Unfortunately, U.S. President Donald Trump has failed to execute a strong peacemaking plan. While he held summits, for instance, they were more or less intended to show off to the world rather than actually committing to easing tensions. He erroneously boasted that the country was “no longer a nuclear threat” in 2018–just a year after nearly provoking war by threatening them with “fire and fury”. Such provocative behavior only increases the risk of brinkmanship, armed conflict, and even nuclear war.
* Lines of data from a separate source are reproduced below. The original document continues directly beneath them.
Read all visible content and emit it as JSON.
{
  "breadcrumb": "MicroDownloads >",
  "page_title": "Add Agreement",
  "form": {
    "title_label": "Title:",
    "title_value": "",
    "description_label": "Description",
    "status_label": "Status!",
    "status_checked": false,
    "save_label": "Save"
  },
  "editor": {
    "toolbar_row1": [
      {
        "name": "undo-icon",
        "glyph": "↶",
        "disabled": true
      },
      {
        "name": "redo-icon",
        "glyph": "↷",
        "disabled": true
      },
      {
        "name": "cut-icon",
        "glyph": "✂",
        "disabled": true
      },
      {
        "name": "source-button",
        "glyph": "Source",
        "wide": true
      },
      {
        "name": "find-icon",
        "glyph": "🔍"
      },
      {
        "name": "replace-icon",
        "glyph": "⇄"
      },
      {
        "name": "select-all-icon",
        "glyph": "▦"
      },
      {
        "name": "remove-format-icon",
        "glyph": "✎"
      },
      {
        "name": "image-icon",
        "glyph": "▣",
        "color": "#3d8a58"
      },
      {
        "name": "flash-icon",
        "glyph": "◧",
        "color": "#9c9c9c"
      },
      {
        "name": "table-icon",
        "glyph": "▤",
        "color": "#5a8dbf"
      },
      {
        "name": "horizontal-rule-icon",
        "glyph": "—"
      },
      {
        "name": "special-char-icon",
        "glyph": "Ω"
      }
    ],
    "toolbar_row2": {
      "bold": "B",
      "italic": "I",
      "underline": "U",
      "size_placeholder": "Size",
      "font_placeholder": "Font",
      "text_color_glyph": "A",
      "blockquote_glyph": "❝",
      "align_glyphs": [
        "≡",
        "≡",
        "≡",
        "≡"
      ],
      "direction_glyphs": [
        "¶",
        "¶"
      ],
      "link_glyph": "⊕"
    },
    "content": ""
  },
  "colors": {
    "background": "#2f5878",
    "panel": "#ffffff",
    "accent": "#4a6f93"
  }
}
U.S. Democratic nominee Joe Biden, on the other hand, appears to be much more prepared to make real progress on this significant issue. He has made clear he will not make vanity summits or appearances. Any summit that involves him requires “an actual strategy that moves the ball forward on denuclearization,” Biden told the New York Times. He will also likely seek assistance and cooperation from as many allies as possible and address the dire human rights situation, something Trump never brought up in his talks. Yes, he is planning on more sanctions, but other than that, he’s got this thing down pat.

Blunt tactics like threats and sanctions will not help solve this convoluted diplomatic puzzle, nor will shallow moves that are only intended to draw media attention. Only careful, slow, phased, and non-provocative action will help relegate this serious issue to the history books. And Biden appears more apt for this task than the current commander-in-chief.